Many bettors, especially novices, have been learning the past two days about “house rules” that determine if bets have action or not. All advance wagers on conference tournament games that were scheduled for Thursday are graded “no-action” and refunded.
The lone exception was the first half of the St. John’s-Creighton game in the Big East Tournament at Madison Square Garden, which inexplicably played the first 20 minutes before being postponed at halftime with St. John’s leading 38-35. The side/total/money-line wagers for the game were no-action, but first-half bettors on St. John’s + 3 and Over 70¹/₂ were graded winners while Creighton -3 and Under 70¹/₂ were graded losers.
All future wagers on canceled conference tournaments should be refunded, and that also goes for NCAA Tournament futures.
The NBA and NHL seasons have been suspended until further notice, with the start of the MLB season being delayed.
The XFL canceled its season, and the PGA announced it would be canceling the next three events on the PGA Tour schedule: the Valspar Championship, the WGC-Dell Technologies Match Play and the Valero Texas Open. The Masters will be postponed, it was announced on Friday.
The house rules for those are more complicated. The simplest to explain is that odds to win those respective season championships are still alive as long as a championship series is held this year, the same would go for wagers such as MVP and Rookie of the Year (which have both been getting a lot of action this year in the NBA). Division and conference odds will depend on if the leagues declare winners of those titles.
The wagers that are most up in the air at this point are NBA Over/Under season wins and NHL Over/Under season points props. Most sportsbook house rules declare that the full schedule (82 for each) must be played for action, otherwise all of those bets would be refunded. That includes ones in which a team has “clinched” the Over or Under (though some books will still pay off on those, so please check with your own book).
MLB is a little different as many books give a little wiggle room for rainouts, with only 160 games required, but we’re a long way from finding out if MLB will make up the postponed games or play a shortened season (again, check with our own book if you’ve made any of these types of wagers).
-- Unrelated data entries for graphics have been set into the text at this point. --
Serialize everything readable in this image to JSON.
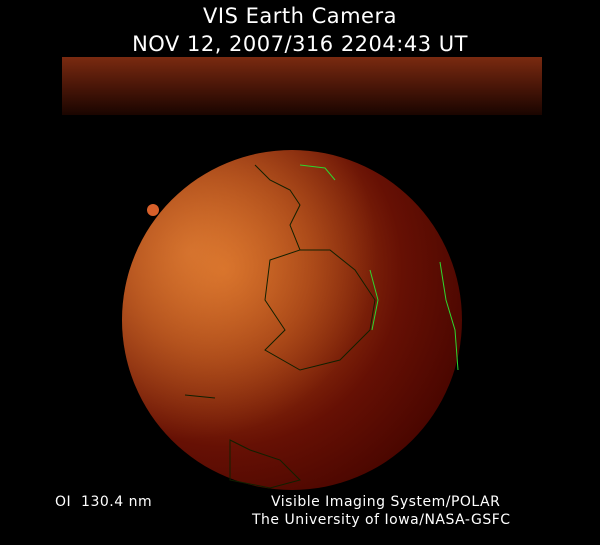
{
  "header": {
    "title": "VIS Earth Camera",
    "timestamp": "NOV 12, 2007/316 2204:43 UT"
  },
  "footer": {
    "filter": "OI  130.4 nm",
    "instrument": "Visible Imaging System/POLAR",
    "institution": "The University of Iowa/NASA-GSFC"
  },
  "colors": {
    "background": "#000000",
    "disk_dark": "#5a0a00",
    "glow": "#e07a2a",
    "coastline": "#2ed62e"
  }
}
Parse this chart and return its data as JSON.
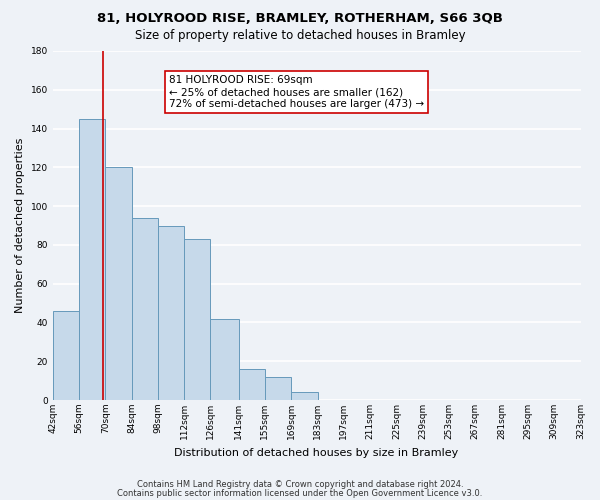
{
  "title": "81, HOLYROOD RISE, BRAMLEY, ROTHERHAM, S66 3QB",
  "subtitle": "Size of property relative to detached houses in Bramley",
  "xlabel": "Distribution of detached houses by size in Bramley",
  "ylabel": "Number of detached properties",
  "bin_edges": [
    42,
    56,
    70,
    84,
    98,
    112,
    126,
    141,
    155,
    169,
    183,
    197,
    211,
    225,
    239,
    253,
    267,
    281,
    295,
    309,
    323
  ],
  "bar_heights": [
    46,
    145,
    120,
    94,
    90,
    83,
    42,
    16,
    12,
    4,
    0,
    0,
    0,
    0,
    0,
    0,
    0,
    0,
    0,
    0
  ],
  "bar_color": "#c6d9ea",
  "bar_edge_color": "#6699bb",
  "property_line_x": 69,
  "property_line_color": "#cc0000",
  "annotation_text": "81 HOLYROOD RISE: 69sqm\n← 25% of detached houses are smaller (162)\n72% of semi-detached houses are larger (473) →",
  "annotation_box_color": "#ffffff",
  "annotation_box_edge_color": "#cc0000",
  "ylim": [
    0,
    180
  ],
  "yticks": [
    0,
    20,
    40,
    60,
    80,
    100,
    120,
    140,
    160,
    180
  ],
  "tick_labels": [
    "42sqm",
    "56sqm",
    "70sqm",
    "84sqm",
    "98sqm",
    "112sqm",
    "126sqm",
    "141sqm",
    "155sqm",
    "169sqm",
    "183sqm",
    "197sqm",
    "211sqm",
    "225sqm",
    "239sqm",
    "253sqm",
    "267sqm",
    "281sqm",
    "295sqm",
    "309sqm",
    "323sqm"
  ],
  "footer_line1": "Contains HM Land Registry data © Crown copyright and database right 2024.",
  "footer_line2": "Contains public sector information licensed under the Open Government Licence v3.0.",
  "background_color": "#eef2f7",
  "grid_color": "#ffffff",
  "title_fontsize": 9.5,
  "subtitle_fontsize": 8.5,
  "label_fontsize": 8,
  "tick_fontsize": 6.5,
  "footer_fontsize": 6,
  "annotation_fontsize": 7.5
}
This unwelcome version of March Madness started Wednesday afternoon when NCAA president Mark Emmert announced that NCAA Tournament games would be held in arena without fans. That was followed by similar announcements that big conferences would hold their respective tournaments without fans starting Thursday.
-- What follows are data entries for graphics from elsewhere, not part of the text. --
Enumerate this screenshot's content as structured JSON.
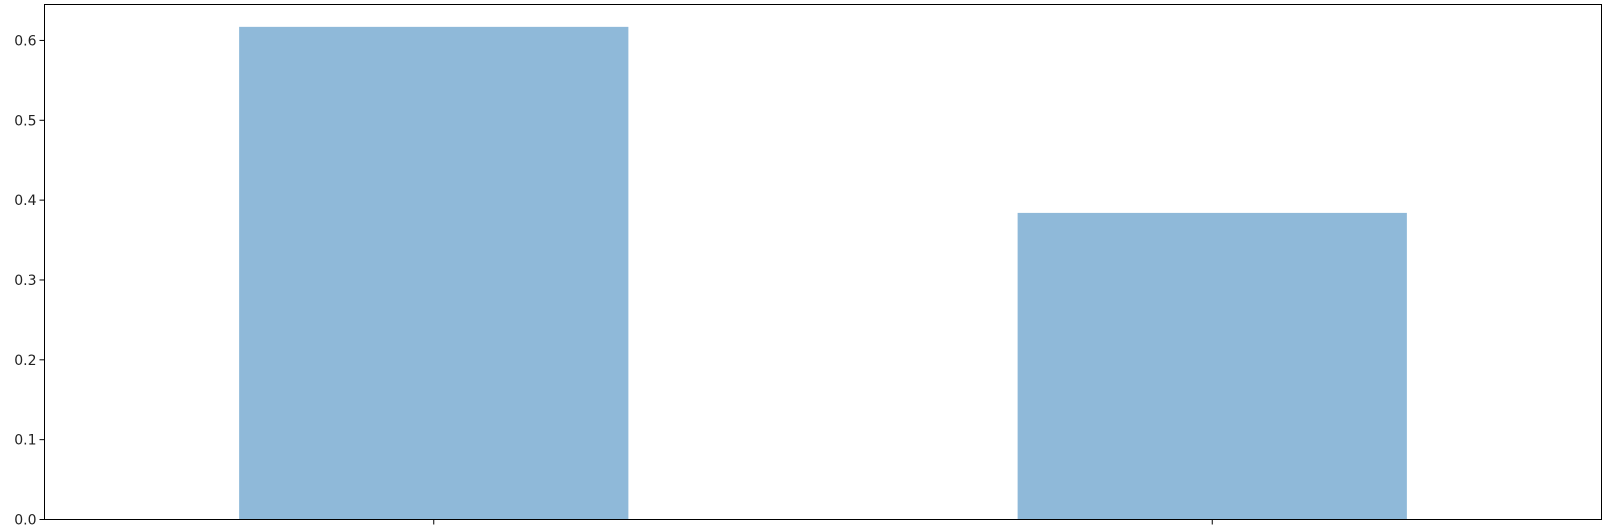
{
  "chart_data": {
    "type": "bar",
    "title": "",
    "xlabel": "",
    "ylabel": "",
    "categories": [
      "",
      ""
    ],
    "values": [
      0.617,
      0.384
    ],
    "ylim": [
      0,
      0.645
    ],
    "yticks": [
      "0.0",
      "0.1",
      "0.2",
      "0.3",
      "0.4",
      "0.5",
      "0.6"
    ],
    "ytick_values": [
      0.0,
      0.1,
      0.2,
      0.3,
      0.4,
      0.5,
      0.6
    ],
    "grid": false,
    "bar_color": "#8fb9d9"
  }
}
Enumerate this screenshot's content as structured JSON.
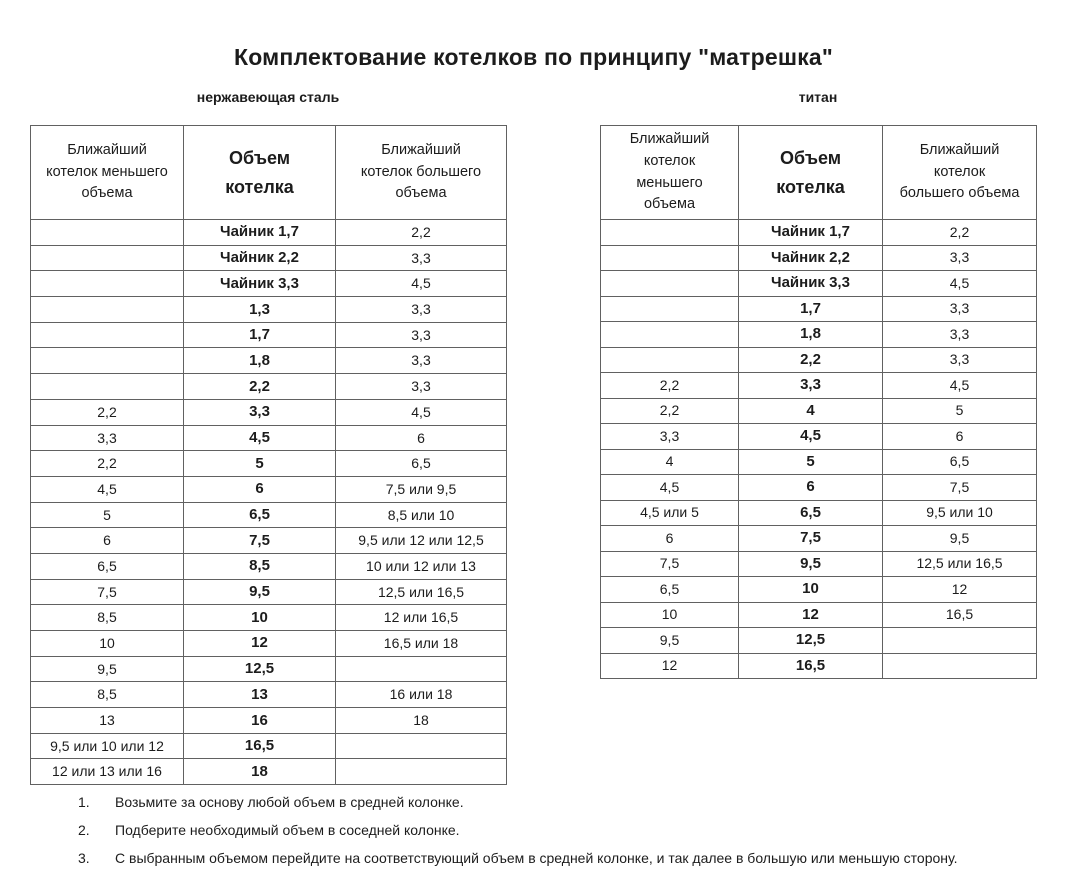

When everyone was thinking the news couldn’t get any worse, the NBA announced at 9:30 p.m. ET that it was suspending the season in the wake of Jazz center Rudy Gobert testing positive for coronavirus.
On Thursday, the conference tournaments, the beginning of the baseball season and other leagues went by the wayside.
“I’ve been in the business for 40 years and this is brand new to me,” said Tony Miller, director of race & sports at the Golden Nugget. “It’s just a crazy time and we’re trying to deal with it hour to hour like everyone else.”